ISTOÉ OBTÉM ACESSO A LISTA COMPLETA DE INDENIZAÇÕES, COM VALORES E NOMES DOS BENEFICIÁRIOS

Dormita em algum escaninho perdido da
República o processo de “Concessão de Aposentadoria Especial de
Anistiado” do ex-presidente Luiz Inácio Lula da Silva, atualmente preso
numa sala-cela da Polícia Federal de Curitiba. A ação em exame pela
Comissão Nacional de Anistia versa sobre um valor de aposentadoria de R$
56,7 mil. Não se sabe, porém, se Lula recebe uma pensão nesse valor ou
se foi contemplado com esse montante de indenização em uma única vez.
Não se consegue na verdade saber nenhum detalhe a mais do processo – uma
verdadeira caixa-preta.
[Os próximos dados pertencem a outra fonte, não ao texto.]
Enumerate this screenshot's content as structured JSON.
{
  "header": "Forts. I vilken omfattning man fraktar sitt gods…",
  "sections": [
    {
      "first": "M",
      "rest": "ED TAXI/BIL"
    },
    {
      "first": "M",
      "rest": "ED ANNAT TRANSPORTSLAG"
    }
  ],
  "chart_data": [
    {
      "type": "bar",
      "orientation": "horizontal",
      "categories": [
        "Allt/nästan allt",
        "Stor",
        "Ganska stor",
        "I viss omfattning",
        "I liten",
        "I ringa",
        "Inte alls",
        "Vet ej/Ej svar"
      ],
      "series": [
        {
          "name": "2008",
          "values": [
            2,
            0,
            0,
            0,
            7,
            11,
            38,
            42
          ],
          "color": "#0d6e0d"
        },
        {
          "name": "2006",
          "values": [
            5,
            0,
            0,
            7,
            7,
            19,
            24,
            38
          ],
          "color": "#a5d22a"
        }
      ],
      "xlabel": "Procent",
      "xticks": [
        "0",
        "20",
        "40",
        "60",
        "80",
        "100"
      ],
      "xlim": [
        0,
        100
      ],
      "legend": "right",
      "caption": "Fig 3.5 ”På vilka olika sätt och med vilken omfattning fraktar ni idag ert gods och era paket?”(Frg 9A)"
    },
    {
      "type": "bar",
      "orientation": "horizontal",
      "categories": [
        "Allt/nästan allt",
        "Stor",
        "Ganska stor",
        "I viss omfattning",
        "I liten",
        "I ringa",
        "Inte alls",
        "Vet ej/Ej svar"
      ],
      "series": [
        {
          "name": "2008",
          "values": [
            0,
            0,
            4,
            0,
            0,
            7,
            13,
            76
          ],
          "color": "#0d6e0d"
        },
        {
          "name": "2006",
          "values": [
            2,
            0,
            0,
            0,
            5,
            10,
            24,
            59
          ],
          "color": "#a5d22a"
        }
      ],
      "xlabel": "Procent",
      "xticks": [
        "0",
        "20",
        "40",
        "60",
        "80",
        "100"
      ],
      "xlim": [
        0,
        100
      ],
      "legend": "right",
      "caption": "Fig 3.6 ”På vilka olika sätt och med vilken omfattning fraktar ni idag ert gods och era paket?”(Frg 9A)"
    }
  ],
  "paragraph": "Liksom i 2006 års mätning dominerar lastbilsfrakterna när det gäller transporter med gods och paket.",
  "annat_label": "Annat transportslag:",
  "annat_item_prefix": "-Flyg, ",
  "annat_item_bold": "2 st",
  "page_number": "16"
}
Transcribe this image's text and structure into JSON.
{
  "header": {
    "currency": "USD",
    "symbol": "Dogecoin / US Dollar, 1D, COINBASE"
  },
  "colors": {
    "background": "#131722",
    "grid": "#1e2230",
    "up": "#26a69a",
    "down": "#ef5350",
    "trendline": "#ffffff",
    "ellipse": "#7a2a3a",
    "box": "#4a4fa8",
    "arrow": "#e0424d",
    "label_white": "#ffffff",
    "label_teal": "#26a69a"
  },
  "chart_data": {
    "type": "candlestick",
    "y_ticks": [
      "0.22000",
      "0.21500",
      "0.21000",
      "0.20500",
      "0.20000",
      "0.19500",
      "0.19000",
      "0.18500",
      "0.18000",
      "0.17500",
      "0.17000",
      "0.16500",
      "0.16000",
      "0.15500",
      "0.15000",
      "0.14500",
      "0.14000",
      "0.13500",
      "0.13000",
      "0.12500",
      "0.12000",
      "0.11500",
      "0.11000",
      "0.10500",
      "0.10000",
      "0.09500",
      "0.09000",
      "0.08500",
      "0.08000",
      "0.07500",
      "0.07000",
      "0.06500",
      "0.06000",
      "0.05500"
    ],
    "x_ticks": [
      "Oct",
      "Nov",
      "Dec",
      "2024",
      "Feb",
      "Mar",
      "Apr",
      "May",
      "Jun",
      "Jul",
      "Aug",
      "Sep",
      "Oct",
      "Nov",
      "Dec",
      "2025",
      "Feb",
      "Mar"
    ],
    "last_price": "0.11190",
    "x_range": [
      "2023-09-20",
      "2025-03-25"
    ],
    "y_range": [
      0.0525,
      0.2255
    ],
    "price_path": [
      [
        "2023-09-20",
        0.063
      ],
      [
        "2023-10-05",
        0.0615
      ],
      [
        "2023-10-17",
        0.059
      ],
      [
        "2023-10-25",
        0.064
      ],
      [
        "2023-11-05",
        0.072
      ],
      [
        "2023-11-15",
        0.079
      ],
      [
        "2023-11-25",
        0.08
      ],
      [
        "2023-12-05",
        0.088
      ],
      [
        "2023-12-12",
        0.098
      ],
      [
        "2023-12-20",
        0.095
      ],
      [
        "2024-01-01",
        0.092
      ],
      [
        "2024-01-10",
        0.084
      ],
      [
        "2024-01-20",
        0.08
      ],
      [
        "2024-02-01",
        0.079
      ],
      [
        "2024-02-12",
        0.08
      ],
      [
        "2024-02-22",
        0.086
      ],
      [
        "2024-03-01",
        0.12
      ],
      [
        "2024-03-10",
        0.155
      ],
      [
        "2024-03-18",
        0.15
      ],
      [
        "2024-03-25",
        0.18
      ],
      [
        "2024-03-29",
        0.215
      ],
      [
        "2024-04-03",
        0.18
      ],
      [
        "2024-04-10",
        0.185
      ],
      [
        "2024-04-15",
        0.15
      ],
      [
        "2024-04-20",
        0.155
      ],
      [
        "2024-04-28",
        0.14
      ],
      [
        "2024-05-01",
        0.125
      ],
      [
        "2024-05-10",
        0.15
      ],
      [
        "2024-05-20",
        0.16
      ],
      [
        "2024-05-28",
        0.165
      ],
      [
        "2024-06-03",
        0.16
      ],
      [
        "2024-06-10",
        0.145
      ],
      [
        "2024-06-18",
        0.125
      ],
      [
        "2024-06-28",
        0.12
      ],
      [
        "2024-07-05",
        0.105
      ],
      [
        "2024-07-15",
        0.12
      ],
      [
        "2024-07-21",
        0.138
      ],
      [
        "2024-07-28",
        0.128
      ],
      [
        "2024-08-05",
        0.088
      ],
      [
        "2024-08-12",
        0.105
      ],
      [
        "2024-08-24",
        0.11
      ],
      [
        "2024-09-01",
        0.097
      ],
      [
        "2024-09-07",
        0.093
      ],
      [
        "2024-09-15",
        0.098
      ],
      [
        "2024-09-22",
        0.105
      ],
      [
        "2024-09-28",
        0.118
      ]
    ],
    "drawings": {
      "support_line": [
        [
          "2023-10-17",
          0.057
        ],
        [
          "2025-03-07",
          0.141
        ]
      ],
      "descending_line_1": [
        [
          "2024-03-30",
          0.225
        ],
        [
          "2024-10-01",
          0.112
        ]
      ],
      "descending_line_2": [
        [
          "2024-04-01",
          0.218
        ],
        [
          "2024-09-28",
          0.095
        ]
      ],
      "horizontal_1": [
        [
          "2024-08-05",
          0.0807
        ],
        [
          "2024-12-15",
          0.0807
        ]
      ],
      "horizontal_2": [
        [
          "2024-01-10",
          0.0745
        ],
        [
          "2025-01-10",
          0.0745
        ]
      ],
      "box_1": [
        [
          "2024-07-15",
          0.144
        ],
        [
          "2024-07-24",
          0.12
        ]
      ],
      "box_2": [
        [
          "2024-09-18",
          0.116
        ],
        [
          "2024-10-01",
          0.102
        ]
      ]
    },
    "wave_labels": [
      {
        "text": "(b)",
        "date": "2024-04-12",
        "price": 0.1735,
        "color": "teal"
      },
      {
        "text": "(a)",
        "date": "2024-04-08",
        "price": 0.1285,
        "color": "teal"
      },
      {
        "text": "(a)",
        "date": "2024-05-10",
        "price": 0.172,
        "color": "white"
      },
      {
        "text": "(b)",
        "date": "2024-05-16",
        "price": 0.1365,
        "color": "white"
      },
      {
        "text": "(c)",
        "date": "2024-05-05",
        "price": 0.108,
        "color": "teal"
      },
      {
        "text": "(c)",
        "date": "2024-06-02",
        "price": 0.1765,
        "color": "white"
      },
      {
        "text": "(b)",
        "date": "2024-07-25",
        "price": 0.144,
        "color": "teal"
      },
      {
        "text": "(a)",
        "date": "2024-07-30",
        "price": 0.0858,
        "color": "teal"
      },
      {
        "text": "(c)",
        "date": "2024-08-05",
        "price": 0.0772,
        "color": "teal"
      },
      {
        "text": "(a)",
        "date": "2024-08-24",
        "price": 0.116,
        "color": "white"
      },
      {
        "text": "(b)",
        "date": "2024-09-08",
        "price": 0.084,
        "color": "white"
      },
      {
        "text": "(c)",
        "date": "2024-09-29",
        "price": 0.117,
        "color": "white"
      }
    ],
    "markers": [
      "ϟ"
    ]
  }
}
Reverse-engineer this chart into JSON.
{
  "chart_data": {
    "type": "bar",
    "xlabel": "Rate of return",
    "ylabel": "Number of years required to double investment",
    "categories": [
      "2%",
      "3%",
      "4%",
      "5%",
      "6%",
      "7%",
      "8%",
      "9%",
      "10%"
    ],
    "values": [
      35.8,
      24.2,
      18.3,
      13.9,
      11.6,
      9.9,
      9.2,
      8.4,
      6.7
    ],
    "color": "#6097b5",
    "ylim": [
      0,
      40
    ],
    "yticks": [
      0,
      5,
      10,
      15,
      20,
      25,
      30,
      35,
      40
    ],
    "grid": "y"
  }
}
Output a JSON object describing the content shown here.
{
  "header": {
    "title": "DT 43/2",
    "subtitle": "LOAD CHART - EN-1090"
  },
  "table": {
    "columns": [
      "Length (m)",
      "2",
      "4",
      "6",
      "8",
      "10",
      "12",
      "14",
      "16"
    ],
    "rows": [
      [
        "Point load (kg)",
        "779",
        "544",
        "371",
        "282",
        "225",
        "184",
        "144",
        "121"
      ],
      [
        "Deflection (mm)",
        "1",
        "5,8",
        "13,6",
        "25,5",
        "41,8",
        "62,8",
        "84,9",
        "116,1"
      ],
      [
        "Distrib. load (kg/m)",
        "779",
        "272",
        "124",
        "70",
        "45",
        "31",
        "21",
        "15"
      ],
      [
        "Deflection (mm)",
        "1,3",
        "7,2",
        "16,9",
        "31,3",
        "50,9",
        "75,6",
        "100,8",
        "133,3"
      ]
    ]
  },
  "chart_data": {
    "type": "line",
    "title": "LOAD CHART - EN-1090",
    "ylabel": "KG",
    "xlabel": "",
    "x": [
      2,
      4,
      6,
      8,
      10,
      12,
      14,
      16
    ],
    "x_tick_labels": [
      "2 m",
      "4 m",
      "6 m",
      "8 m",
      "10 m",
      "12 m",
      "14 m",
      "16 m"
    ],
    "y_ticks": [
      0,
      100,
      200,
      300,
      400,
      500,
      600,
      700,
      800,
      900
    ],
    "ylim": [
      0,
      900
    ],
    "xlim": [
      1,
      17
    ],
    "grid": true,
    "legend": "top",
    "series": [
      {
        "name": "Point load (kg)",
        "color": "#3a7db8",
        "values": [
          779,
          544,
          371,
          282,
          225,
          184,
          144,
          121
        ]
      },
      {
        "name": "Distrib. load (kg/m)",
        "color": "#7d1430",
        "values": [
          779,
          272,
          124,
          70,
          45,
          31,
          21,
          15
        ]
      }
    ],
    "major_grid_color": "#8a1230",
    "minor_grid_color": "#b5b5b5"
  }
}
Tudo porque a Dataprev, que organiza as
informações de pensões pagas pelo Instituto Nacional de Seguridade
Social (INSS), simplesmente informa que não consegue “gerar o arquivo”
referente à aposentadoria de Lula.

O mistério em torno da aposentadoria de
anistiado do ex-presidente presidiário é apenas um dos vários pontos
obscuros relativos a pagamentos de pensões e indenizações de caráter
político a integrantes da cúpula petista. Desde 2001, a concessão e o
gerenciamento desses pagamentos é feito pela Comissão Nacional de
Anistia. Até o governo Michel Temer, o órgão era subordinado ao
Ministério da Justiça. Agora, com o presidente Jair Bolsonaro, ela
passou para a alçada do Ministério dos Direitos Humanos, comandado por
Damares Alves. “Há uma grande confusão e informações desencontradas a
respeito do que foi concedido de indenizações durante os anos que o PT
esteve no poder. Nós vamos identificando as distorções para organizar
isso tudo e fazer revisões nos critérios. Vou mexer nessa caixinha das
indenizações políticas”, prometeu Damares, em entrevista a ISTOÉ.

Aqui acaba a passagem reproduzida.